Max electrolyzer power (regen opportunity)

Injection Timing

Gasoline Injection

Port injection timed to intake port opening. Pulse width controlled by MAP, RPM, and lambda feedback.

Hydrogen Injection

Timed injection into intake manifold during intake stroke. Starts 30–60° before intake port opens for thorough mixing.

Oxygen Injection

Continuous low-rate upstream of throttle body. Rate-limited by real-time NOx sensor. Max 4% of intake mass flow.

Sequencing Priority

H₂ first → Gasoline second → O₂ blended last. Maximizes flame speed benefit.

Power Distribution Logic

Alternator Load Control

IF throttle_position > 80%:
  alternator_load = MIN_LOAD  // Prioritize mechanical power
ELSE IF speed > 0 AND throttle_position < 10%:
  alternator_load = MAX_LOAD  // Decel regen
ELSE:
  alternator_load = f(MAP, RPM, battery_SOC)

Safety Interlocks

H₂ leak detected → Full system shutdown
Knock detected → Retard timing + reduce H₂
NOx > limit → Reduce O₂, increase EGR
Overpressure → Stop electrolyzer + vent
Coolant overheat → Reduce power + alert
ECU comms fault → Fail-safe gasoline-only

Bus-Specific Control Logic

Dual Engine Synchronization

The bus ECU manages both engines as a synchronized pair. Counter-rotation maintained by independent speed control with torque-matching to within 2%.

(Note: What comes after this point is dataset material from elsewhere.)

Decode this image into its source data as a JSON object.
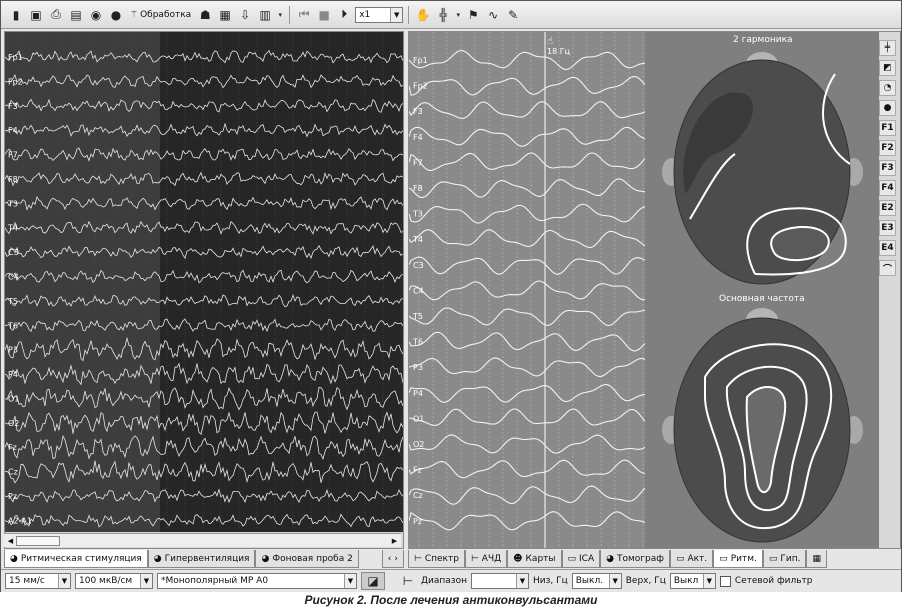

If one engine must be shut down, the ECU smoothly transitions to single-engine mode with appropriate alternator load reduction.

Distributed H₂/O₂ Delivery

Both engines draw from a shared H₂ buffer tank via individual injectors. The ECU balances injection quantities based on each engine’s MAP and RPM feedback.

The larger electrolyzer bank (24–30 kW) can be segmented: if one alternator fails, the other powers a reduced section while maintaining H₂ supply at reduced rate.